A Semantic Middleware Supported Receding Horizon Optimal Power Flow in Energy Grids

Energy management in electric grids with multiple energy sources, generators, storage devices, and interacting loads along with their complex behaviors requires grid wide control. Communication infrastructure that aggregates information from heterogeneous devices in the electric grid making the applications completely independent of physical connectivity is essential for building in the context of control applications. This investigation presents a semantic middleware that is used to implement a receding-horizon-based optimal power flow (OPF) in smart grids. The presence of renewable energy sources, storage systems, and loads dispersed all along the grid necessitates the use of grid wide control and a communication infrastructure to support it. To this extent, the proposed middleware will serve as the basis for representing various components of the power grid.
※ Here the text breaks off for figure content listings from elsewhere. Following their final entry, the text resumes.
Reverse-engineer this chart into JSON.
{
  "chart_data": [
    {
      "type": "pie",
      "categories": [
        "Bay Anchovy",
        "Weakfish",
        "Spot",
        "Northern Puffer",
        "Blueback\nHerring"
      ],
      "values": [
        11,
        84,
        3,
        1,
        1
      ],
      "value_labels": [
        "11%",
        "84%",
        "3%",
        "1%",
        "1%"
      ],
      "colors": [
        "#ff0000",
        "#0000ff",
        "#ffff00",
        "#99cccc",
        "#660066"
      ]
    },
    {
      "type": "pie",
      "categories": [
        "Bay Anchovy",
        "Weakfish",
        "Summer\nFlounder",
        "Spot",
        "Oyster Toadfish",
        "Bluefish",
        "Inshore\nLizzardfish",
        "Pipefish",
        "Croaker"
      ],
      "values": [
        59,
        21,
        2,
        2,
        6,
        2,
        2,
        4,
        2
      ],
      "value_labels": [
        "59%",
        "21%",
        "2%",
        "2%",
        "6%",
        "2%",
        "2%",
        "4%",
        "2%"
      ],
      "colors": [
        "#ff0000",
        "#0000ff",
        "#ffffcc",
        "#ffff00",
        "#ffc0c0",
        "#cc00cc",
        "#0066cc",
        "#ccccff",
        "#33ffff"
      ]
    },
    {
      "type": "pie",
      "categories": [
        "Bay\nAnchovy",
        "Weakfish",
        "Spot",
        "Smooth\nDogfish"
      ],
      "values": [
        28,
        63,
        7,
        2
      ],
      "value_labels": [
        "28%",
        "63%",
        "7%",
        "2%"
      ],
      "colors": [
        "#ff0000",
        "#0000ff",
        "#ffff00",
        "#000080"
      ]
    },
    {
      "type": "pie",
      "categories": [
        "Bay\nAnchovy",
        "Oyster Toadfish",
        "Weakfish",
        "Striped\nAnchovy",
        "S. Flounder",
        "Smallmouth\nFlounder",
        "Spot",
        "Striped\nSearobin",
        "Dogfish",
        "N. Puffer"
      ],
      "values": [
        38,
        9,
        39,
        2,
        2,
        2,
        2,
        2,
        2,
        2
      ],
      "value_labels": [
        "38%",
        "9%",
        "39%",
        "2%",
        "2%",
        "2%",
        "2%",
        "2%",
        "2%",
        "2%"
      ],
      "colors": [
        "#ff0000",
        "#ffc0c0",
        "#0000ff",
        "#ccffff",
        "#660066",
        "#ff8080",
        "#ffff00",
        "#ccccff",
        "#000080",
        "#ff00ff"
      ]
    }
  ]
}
It is enriched with intelligence by semantic annotation and ontologies that provide situation awareness and context discovery. The middleware deployment is demonstrated by implementing the receding horizon OPF in a network in Steinkjer, Norway. Our results demonstrate the advantages of both the middleware and the algorithm. Furthermore, the results prove the added flexibility obtained in the grid due to the addition of renewable energy and storage systems. The significant advantage of the proposed approach is that the real-time monitoring infrastructure is used for improving the flexibility, reliability, and efficiency of the grid.